Holiday Travel: 5 Changes to Expect
Traveling over the Thanksgiving or Christmas holidays? If you haven't been in an airport recently, you'll notice that things are a little different this holiday season.
Here are five changes you can count on as you head out of town for the holidays.
1. Fares are higher. The airlines have attempted to raise fares 17 times during 2011, and eight of those attempts have been successful, according to Rick Seaney, CEO of FareCompare.com. Airfare for travel over Thanksgiving weekend could be as much as 20 percent higher than last year's fares, Seaney says.
2. Security lines may be faster. Since Thanksgiving 2010, the Transportation Security Administration has implemented PreCheck, an airport program aimed at easing congestion at security checkpoints, says Robert Bobo of the U.S. Travel Association. "Eligible travelers, who currently include frequent travelers and participants in the U.S. Customs and Border Protection's trusted traveler programs, use a different security line and don't have to remove shoes or jackets," he says. "The risk-based approach to security is a welcome change from the one-size-fits-all approach of the last decade."
3. Hotels add new cancellation fees. If you have to cancel a hotel reservation, even 24 hours before you were scheduled to arrive, you may be charged for the first night's stay, even if the hotel is able to re-sell the room, says consumer advocate Christopher Elliott on his blog. Before making reservations, ask for a copy of the hotel's terms and conditions regarding rates.

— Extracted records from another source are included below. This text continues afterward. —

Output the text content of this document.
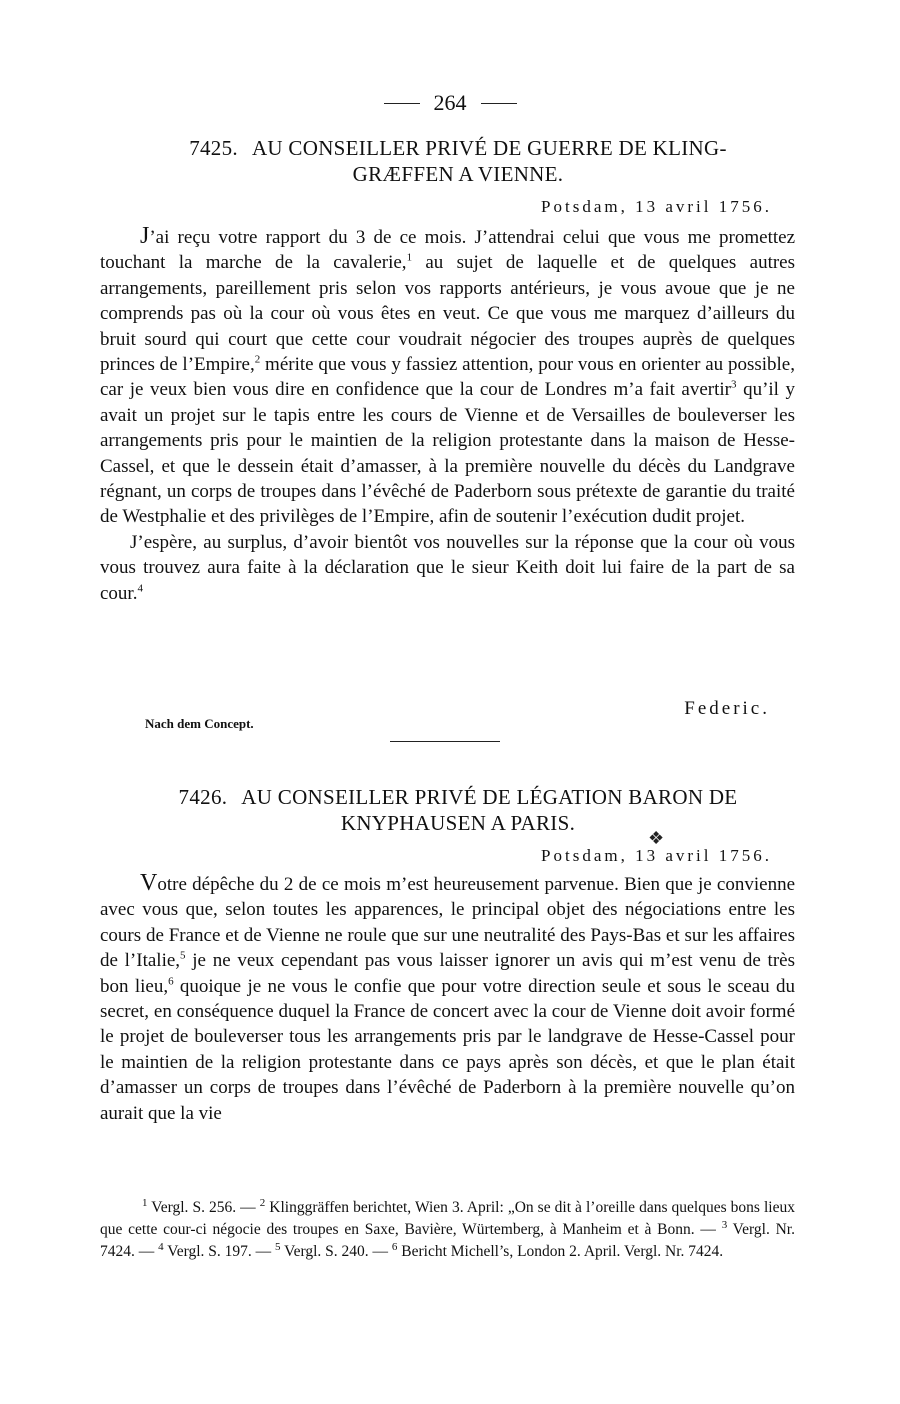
264
7425. AU CONSEILLER PRIVÉ DE GUERRE DE KLING-
GRÆFFEN A VIENNE.
Potsdam, 13 avril 1756.

J’ai reçu votre rapport du 3 de ce mois. J’attendrai celui que vous me promettez touchant la marche de la cavalerie,$^1$ au sujet de laquelle et de quelques autres arrangements, pareillement pris selon vos rapports antérieurs, je vous avoue que je ne comprends pas où la cour où vous êtes en veut. Ce que vous me marquez d’ailleurs du bruit sourd qui court que cette cour voudrait négocier des troupes auprès de quelques princes de l’Empire,$^2$ mérite que vous y fassiez attention, pour vous en orienter au possible, car je veux bien vous dire en confidence que la cour de Londres m’a fait avertir$^3$ qu’il y avait un projet sur le tapis entre les cours de Vienne et de Versailles de bouleverser les arrangements pris pour le maintien de la religion protestante dans la maison de Hesse-Cassel, et que le dessein était d’amasser, à la première nouvelle du décès du Landgrave régnant, un corps de troupes dans l’évêché de Paderborn sous prétexte de garantie du traité de Westphalie et des privilèges de l’Empire, afin de soutenir l’exécution dudit projet.

J’espère, au surplus, d’avoir bientôt vos nouvelles sur la réponse que la cour où vous vous trouvez aura faite à la déclaration que le sieur Keith doit lui faire de la part de sa cour.$^4$

Federic.
Nach dem Concept.
7426. AU CONSEILLER PRIVÉ DE LÉGATION BARON DE
KNYPHAUSEN A PARIS.
❖
Potsdam, 13 avril 1756.

Votre dépêche du 2 de ce mois m’est heureusement parvenue. Bien que je convienne avec vous que, selon toutes les apparences, le principal objet des négociations entre les cours de France et de Vienne ne roule que sur une neutralité des Pays-Bas et sur les affaires de l’Italie,$^5$ je ne veux cependant pas vous laisser ignorer un avis qui m’est venu de très bon lieu,$^6$ quoique je ne vous le confie que pour votre direction seule et sous le sceau du secret, en conséquence duquel la France de concert avec la cour de Vienne doit avoir formé le projet de bouleverser tous les arrangements pris par le landgrave de Hesse-Cassel pour le maintien de la religion protestante dans ce pays après son décès, et que le plan était d’amasser un corps de troupes dans l’évêché de Paderborn à la première nouvelle qu’on aurait que la vie

$^1$ Vergl. S. 256. — $^2$ Klinggräffen berichtet, Wien 3. April: „On se dit à l’oreille dans quelques bons lieux que cette cour-ci négocie des troupes en Saxe, Bavière, Würtemberg, à Manheim et à Bonn. — $^3$ Vergl. Nr. 7424. — $^4$ Vergl. S. 197. — $^5$ Vergl. S. 240. — $^6$ Bericht Michell’s, London 2. April. Vergl. Nr. 7424.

4. Airlines add more bag fees. Travelers have grown accustomed to paying for checked baggage, but be careful not to overload those bags with holiday gifts. Bags that are considered overweight carry steep fee increases. For instance, United charges a flat fee of $25 each way for a bag that weighs up to 50 pounds. But for bags weighing between 51 and 70 pounds, an additional $100 fee applies each way, and for bags weighing 71 to 100 pounds, an additional $200 fee applies. While carry-on bags still are allowed at no charge on most airlines, Spirit Airlines now charges passengers $20 to $40 fees to bring a carry-on bag aboard a flight.
5. Car rental counters may be busier. If you plan to rent a car at your destination, be sure to book ahead. Holiday airport reservations at Enterprise, National and Alamo car rental agencies are up 10 percent over last year for the four-day Thanksgiving weekend, according to the U.S. Travel Association.